There was immense potential for him to grow up thinking of himself as naturally at the bottom of the heap. She would have none of it. Indeed if ever she caught him going out and not doing it, she was after him like a rat up a drain, grabbed him by the collar, took him back and made him do it.
No one could write a guarantee that this was instrumental in taking him to where he got, but I would personally put money on it's being an important factor. It reminds me of Michael Gladwell's “Nudge” idea – all the time, shaping his thinking and nudging it in one direction.
I have had hundreds of skiing pupils on my ski coaching courses who have difficulty in thinking well of themselves. But it is not “conceit”, you are not “getting above yourself” by simply acknowledging that you've got some skill and a lot of potential – at least as much as anyone else – to develop it further. Top performers are not super-women, they are ordinary women who think differently, and consequently perform differently to the majority.

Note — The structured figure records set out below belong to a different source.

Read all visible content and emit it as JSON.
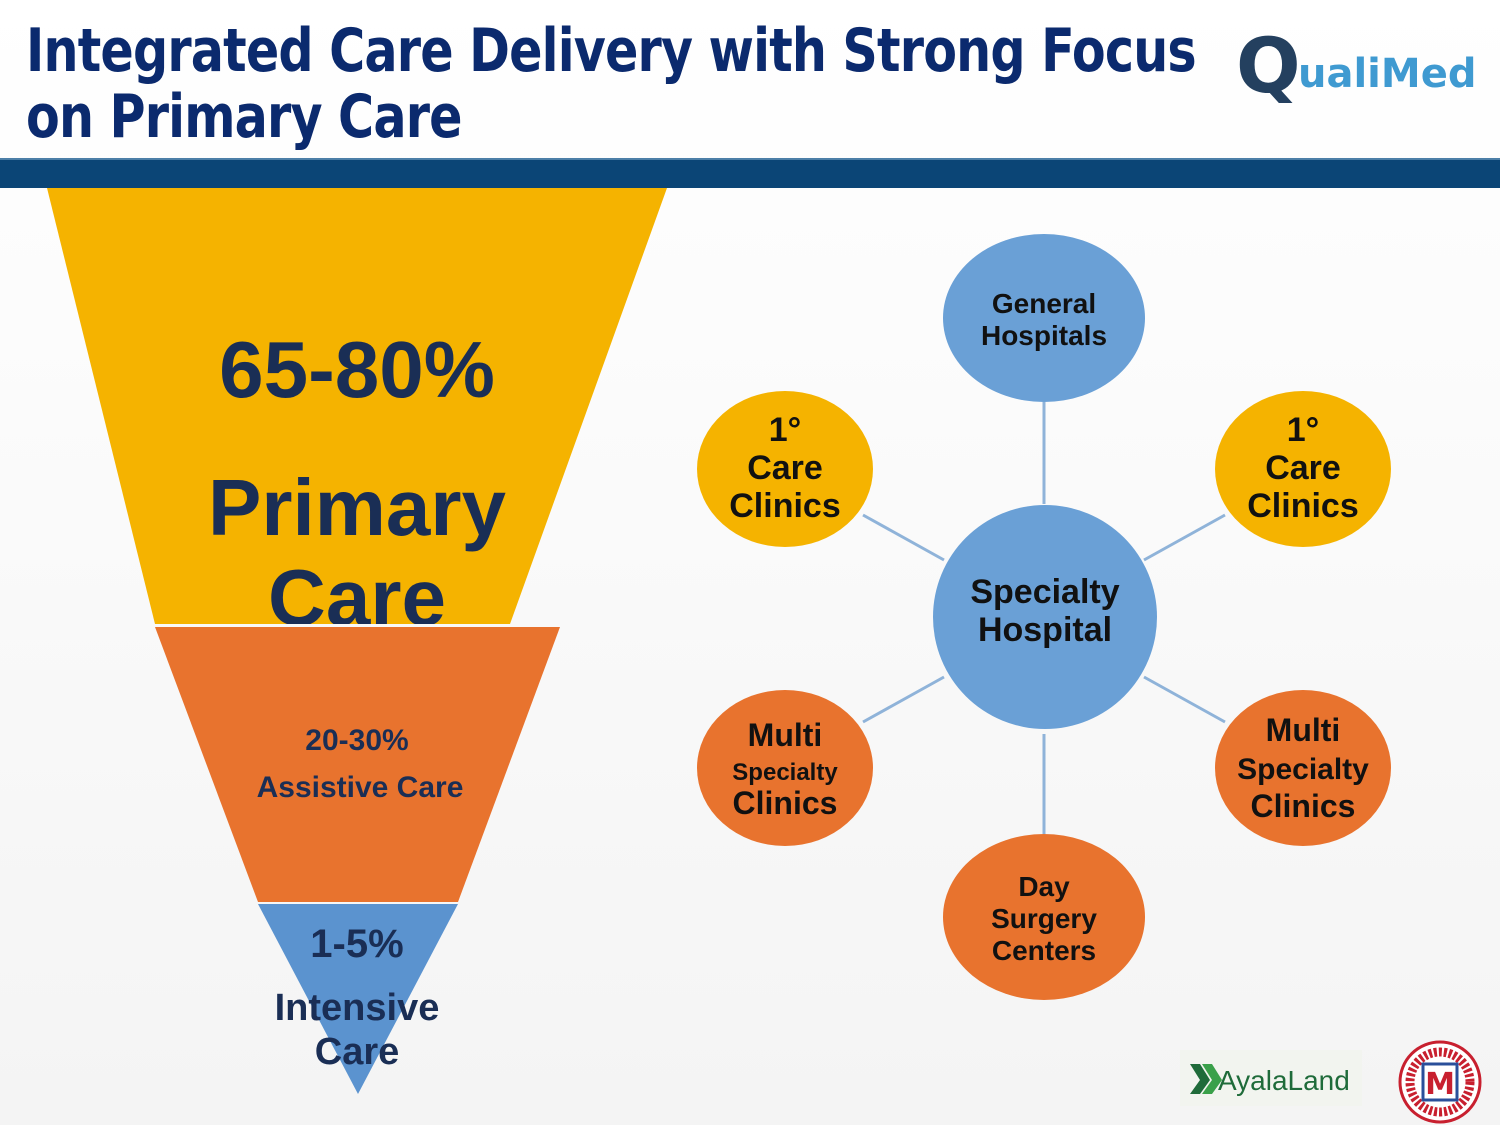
{
  "title": {
    "line1": "Integrated Care Delivery with Strong Focus",
    "line2": "on Primary Care"
  },
  "colors": {
    "title": "#0b2a6e",
    "header_bar": "#0b4576",
    "primary": "#f5b300",
    "assistive": "#e8732e",
    "intensive": "#5b93cf",
    "hospital": "#6aa0d6",
    "connector": "#8fb3d9",
    "text_dark": "#1a2e55"
  },
  "funnel": {
    "primary": {
      "percent": "65-80%",
      "label_line1": "Primary",
      "label_line2": "Care"
    },
    "assistive": {
      "percent": "20-30%",
      "label": "Assistive Care"
    },
    "intensive": {
      "percent": "1-5%",
      "label_line1": "Intensive",
      "label_line2": "Care"
    }
  },
  "network": {
    "center": {
      "lines": [
        "Specialty",
        "Hospital"
      ],
      "type": "hospital"
    },
    "nodes": [
      {
        "id": "general-hospitals",
        "lines": [
          "General",
          "Hospitals"
        ],
        "type": "hospital"
      },
      {
        "id": "care-clinics-left",
        "lines": [
          "1°",
          "Care",
          "Clinics"
        ],
        "type": "primary"
      },
      {
        "id": "care-clinics-right",
        "lines": [
          "1°",
          "Care",
          "Clinics"
        ],
        "type": "primary"
      },
      {
        "id": "multi-specialty-left",
        "lines": [
          "Multi",
          "Specialty",
          "Clinics"
        ],
        "type": "assistive"
      },
      {
        "id": "multi-specialty-right",
        "lines": [
          "Multi",
          "Specialty",
          "Clinics"
        ],
        "type": "assistive"
      },
      {
        "id": "day-surgery-centers",
        "lines": [
          "Day",
          "Surgery",
          "Centers"
        ],
        "type": "assistive"
      }
    ]
  },
  "logos": {
    "qualimed_q": "Q",
    "qualimed_rest": "ualiMed",
    "ayala": "AyalaLand",
    "mercado_letter": "M"
  }
}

An effective tool to begin thinking better of your skiing self
To do any job usually requires some kind of tool. So it is with sport psychology. A huge amount of research, money, and effort has gone into sport psychology in recent decades, and it has produced some very simple, very effective tools that anyone can use.
We are looking for something that we can use, on a daily basis – even when we're not skiing – to help us “nudge” our thinking away from negativity, and toward a happier more fulfilling future (by however small an amount, it doesn't matter, it will be that much better).
Below is one of them, developed by Drs. Bull, Albinson, and Shambrook who's Mental Questionnaire they permitted me to adapt for my skiing pupils. It's called “My Achievements”.
The key – and the only requirement – to make this tool a help for you, is to use it. Regularly. It won't make you a “big-head”, but it will help
you stop under-rating yourself. And you can do it in bed! You don't have to be on a ski slope. Good luck with it.